I've been blogging on aging for four years now, and for the first time I'm going to break my own rule and get personal.
Recently, my mother turned 85. After a few dozen texts and emails with my brothers and sisters, we decided to get her an iPad for her birthday. A week or so later I received her first email, reminding me of a niece's birthday.
- Technology is a social tool binding multiple generations together. That email from mom involved three generations living in three different states.
- Healthy aging is active aging and technology is one of the essential ingredients.
- The so-called silver economy is a source of economic growth and wealth creation.
- Every business should have a focus on population aging in its strategy. Soon there will 1 billion people over 60 across the globe. Any company that ignores this market is missing a huge commercial opportunity.
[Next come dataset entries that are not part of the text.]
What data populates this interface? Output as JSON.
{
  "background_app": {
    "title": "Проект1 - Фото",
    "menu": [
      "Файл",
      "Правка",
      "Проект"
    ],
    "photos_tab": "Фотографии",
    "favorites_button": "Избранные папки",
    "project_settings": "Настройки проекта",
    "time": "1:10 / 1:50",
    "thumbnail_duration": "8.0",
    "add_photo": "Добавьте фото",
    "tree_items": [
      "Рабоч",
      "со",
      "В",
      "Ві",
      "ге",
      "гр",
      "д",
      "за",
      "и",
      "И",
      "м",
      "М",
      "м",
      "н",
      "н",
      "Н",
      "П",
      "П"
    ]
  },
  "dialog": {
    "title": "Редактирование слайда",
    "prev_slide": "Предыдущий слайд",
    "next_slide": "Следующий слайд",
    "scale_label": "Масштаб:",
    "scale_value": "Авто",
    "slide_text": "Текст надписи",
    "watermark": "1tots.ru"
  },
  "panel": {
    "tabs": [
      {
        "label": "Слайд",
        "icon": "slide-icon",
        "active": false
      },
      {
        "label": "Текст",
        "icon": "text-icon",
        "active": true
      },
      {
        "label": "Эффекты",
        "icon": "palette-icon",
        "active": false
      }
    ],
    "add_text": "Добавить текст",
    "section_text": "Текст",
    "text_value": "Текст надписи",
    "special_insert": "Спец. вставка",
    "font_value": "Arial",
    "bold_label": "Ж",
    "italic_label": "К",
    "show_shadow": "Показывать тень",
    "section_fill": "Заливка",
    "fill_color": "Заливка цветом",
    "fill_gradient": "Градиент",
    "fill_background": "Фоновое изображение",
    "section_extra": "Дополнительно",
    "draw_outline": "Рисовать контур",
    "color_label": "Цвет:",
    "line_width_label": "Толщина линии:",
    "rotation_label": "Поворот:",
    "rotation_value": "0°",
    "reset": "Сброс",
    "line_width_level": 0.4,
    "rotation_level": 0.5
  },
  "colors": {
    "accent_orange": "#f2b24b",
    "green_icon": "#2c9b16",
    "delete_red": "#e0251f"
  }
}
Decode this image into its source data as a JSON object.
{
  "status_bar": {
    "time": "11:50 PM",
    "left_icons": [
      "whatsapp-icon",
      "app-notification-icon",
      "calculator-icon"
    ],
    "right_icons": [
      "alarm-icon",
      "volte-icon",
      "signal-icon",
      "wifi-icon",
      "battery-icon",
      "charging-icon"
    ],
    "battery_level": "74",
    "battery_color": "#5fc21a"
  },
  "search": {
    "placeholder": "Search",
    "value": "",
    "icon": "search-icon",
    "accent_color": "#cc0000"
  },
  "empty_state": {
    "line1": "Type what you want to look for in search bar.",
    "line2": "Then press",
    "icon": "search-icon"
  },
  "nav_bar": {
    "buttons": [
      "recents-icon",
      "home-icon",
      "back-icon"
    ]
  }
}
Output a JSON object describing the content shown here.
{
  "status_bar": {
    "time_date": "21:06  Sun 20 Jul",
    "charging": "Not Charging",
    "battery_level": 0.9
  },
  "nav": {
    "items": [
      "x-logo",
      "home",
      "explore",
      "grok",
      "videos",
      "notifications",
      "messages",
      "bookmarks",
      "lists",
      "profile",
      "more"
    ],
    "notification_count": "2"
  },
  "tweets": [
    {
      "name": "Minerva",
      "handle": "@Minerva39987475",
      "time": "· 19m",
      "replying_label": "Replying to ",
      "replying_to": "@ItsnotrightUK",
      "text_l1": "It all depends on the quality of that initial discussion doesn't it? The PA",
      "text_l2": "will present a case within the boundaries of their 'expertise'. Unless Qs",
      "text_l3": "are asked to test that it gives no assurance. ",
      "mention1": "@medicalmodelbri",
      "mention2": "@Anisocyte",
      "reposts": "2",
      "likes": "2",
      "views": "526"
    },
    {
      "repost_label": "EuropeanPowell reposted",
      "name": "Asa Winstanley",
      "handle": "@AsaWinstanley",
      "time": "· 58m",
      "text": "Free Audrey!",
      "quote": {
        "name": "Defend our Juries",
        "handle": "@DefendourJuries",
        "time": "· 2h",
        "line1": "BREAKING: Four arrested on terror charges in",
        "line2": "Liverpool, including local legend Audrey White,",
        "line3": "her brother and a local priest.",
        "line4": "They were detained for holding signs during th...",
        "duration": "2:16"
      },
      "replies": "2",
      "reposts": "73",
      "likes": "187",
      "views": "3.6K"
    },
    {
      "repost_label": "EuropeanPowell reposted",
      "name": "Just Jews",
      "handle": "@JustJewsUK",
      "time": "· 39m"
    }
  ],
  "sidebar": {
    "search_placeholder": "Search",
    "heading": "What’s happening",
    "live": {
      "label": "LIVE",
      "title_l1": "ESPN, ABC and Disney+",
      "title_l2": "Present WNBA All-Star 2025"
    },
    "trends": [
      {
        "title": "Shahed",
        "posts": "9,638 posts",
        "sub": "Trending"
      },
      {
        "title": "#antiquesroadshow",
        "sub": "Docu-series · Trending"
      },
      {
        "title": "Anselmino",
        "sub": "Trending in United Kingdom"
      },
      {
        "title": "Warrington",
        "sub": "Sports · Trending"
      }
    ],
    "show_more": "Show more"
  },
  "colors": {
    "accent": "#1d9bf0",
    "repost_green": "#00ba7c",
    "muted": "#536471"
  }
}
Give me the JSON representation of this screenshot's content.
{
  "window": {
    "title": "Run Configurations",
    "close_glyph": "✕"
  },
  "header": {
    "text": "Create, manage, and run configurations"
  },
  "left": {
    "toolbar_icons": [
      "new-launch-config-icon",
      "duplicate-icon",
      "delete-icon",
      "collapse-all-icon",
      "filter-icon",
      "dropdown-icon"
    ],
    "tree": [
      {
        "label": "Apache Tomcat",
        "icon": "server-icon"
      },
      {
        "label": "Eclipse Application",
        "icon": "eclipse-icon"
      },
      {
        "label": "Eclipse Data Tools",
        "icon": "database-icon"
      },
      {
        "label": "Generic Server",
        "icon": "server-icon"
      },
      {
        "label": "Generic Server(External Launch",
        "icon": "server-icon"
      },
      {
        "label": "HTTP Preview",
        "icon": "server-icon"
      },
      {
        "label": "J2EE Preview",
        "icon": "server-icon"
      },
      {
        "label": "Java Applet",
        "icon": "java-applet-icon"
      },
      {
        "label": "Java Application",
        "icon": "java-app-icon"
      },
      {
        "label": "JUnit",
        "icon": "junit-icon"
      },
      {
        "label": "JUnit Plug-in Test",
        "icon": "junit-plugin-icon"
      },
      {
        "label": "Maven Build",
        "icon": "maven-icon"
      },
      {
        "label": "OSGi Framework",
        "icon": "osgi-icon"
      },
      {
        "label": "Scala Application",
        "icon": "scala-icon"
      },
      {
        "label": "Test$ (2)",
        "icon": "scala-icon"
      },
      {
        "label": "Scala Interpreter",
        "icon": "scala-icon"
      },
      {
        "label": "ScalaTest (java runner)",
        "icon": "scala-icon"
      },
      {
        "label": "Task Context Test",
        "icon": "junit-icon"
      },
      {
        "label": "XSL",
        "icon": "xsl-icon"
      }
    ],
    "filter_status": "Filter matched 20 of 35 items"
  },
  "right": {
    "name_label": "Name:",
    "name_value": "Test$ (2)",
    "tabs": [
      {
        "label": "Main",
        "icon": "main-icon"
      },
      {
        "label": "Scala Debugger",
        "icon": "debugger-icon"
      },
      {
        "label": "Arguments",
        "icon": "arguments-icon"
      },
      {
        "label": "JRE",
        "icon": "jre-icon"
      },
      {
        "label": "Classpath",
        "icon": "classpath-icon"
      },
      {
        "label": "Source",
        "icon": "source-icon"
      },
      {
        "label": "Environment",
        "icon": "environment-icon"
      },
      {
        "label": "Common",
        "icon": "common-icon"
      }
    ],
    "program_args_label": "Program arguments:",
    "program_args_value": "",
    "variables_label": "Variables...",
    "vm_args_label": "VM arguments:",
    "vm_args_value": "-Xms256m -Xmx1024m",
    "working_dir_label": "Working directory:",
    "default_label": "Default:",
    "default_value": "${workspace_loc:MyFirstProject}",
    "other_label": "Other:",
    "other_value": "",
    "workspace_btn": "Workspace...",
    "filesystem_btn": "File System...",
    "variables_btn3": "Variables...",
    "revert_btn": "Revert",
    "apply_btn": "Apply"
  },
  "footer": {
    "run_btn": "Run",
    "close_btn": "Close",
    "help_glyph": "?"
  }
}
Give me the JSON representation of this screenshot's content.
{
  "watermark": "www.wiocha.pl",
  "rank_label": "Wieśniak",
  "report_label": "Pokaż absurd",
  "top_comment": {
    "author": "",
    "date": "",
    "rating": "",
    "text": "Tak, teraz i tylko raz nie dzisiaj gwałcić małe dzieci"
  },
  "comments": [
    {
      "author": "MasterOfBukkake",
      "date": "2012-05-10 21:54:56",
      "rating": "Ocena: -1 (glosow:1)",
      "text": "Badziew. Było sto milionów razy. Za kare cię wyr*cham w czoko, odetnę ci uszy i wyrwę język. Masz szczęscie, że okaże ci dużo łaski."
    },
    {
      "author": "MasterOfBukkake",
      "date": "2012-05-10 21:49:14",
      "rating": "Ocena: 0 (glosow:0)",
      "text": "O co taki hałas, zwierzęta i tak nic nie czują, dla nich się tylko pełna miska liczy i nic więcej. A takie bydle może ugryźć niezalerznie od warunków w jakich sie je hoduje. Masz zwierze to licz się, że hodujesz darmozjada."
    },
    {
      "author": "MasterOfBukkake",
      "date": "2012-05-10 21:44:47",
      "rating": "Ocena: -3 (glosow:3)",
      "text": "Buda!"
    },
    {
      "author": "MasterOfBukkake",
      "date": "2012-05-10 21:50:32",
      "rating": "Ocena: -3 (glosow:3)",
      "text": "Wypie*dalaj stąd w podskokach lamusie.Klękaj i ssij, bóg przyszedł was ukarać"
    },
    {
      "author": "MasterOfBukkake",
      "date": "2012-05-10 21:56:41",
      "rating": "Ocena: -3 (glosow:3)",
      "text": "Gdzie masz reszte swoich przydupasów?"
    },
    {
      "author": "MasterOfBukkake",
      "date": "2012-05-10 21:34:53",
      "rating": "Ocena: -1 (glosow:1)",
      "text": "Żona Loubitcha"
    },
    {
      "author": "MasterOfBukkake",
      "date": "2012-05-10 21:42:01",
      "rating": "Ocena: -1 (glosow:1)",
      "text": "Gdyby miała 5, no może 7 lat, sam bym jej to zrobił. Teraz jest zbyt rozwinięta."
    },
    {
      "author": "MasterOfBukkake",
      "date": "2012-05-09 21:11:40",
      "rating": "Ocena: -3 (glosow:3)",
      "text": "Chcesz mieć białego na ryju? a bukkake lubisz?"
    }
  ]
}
- Governments should start thinking about public policy that will create jobs for the over-60 demographic. They've still got a lot in the tank.
Across the world, these "aging opportunities" are being realized and captured by leading public and private organizations. At a recent event on the silver economy, co-hosted by the OECD and the Global Coalition on Aging at Oxford University, the Japanese technology company Fujistu talked about their Raku-Raku mobile phone, designed for and marketed to the over 60 demographic. Alongside Fujitsu, OECD governments were shown how the growing demand for homecare for seniors has spawned a new cottage industry - an industry that will be a source of jobs as it meets the consumer demand for better care at home as we age.
This is just the tip of the iceberg. My mom's email made a lot of people happy, including the niece who got an extra present this past birthday, but it is also a sign of how innovation can keep our aging populations active and engaged in the 21st century.